​​​Sophisticated Clients Know Litigation, but Do They Understand Divorce?

Complex Disputes

February 11, 2026

Posted By: Zoe Bloom

Working in the ultra high net worth space often means working through difficult problems with people who are used to solving them. Many of our clients have led teams, set strategy and been through complex litigation before. They quite reasonably expect that experience to help them in a divorce. Often, it does the opposite. 

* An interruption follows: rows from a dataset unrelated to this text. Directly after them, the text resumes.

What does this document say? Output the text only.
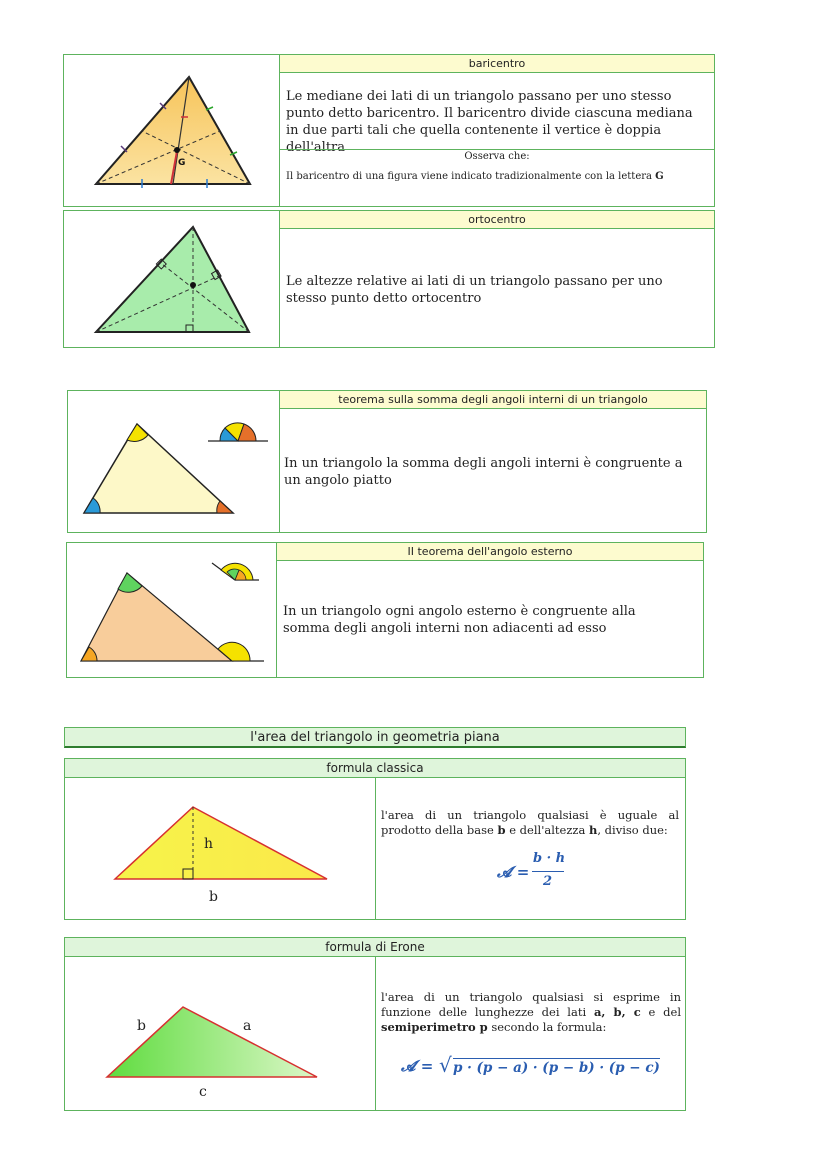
G
baricentro
Le mediane dei lati di un triangolo passano per uno stesso punto detto baricentro. Il baricentro divide ciascuna mediana in due parti tali che quella contenente il vertice è doppia dell'altra
Osserva che:
Il baricentro di una figura viene indicato tradizionalmente con la lettera G
ortocentro
Le altezze relative ai lati di un triangolo passano per uno stesso punto detto ortocentro
teorema sulla somma degli angoli interni di un triangolo
In un triangolo la somma degli angoli interni è congruente a un angolo piatto
II teorema dell'angolo esterno
In un triangolo ogni angolo esterno è congruente alla somma degli angoli interni non adiacenti ad esso
l'area del triangolo in geometria piana
formula classica
h
b
l'area di un triangolo qualsiasi è uguale al prodotto della base b e dell'altezza h, diviso due:
𝓐 =
b · h
2
formula di Erone
b	a
c
l'area di un triangolo qualsiasi si esprime in funzione delle lunghezze dei lati a, b, c e del semiperimetro p secondo la formula:
𝓐 = √ p · (p − a) · (p − b) · (p − c)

The challenge is simple: not all litigation is the same. Divorce is not civil or commercial litigation, and treating it as if it were is usually a mistake. On the surface, the process can look familiar; with applications, disclosure, hearings, tactics. But, underneath, the logic is different.​

Civil and commercial cases are about what happened in the past. Divorce is about how people are going to live next. In commercial disputes, pressure and escalation can be useful tools. In divorce, they usually make everything slower, more expensive and much harder to unwind. And when it’s over, the other side doesn’t disappear. There are still carol concerts, parents’ evenings, graduations, weddings and funerals. The financial arrangements may take years to play out. The future is usually, to some extent, shared, whether anyone likes it or not.​

That changes the risk calculation. A move that looks “strong” in a commercial dispute can be a very poor one in a divorce. “Winning” a point on paper can leave everyone worse off in real life.

Explaining this to sophisticated, successful clients can be hard. Good lawyers will sometimes meet resistance, or be told they are being “soft” or “not strategic enough”. In our view, good divorce advice is not about dialling up the fight for its own sake. It is about judgement.

​Knowing when to push.

When not to.

And why restraint is sometimes the most effective strategy in the room.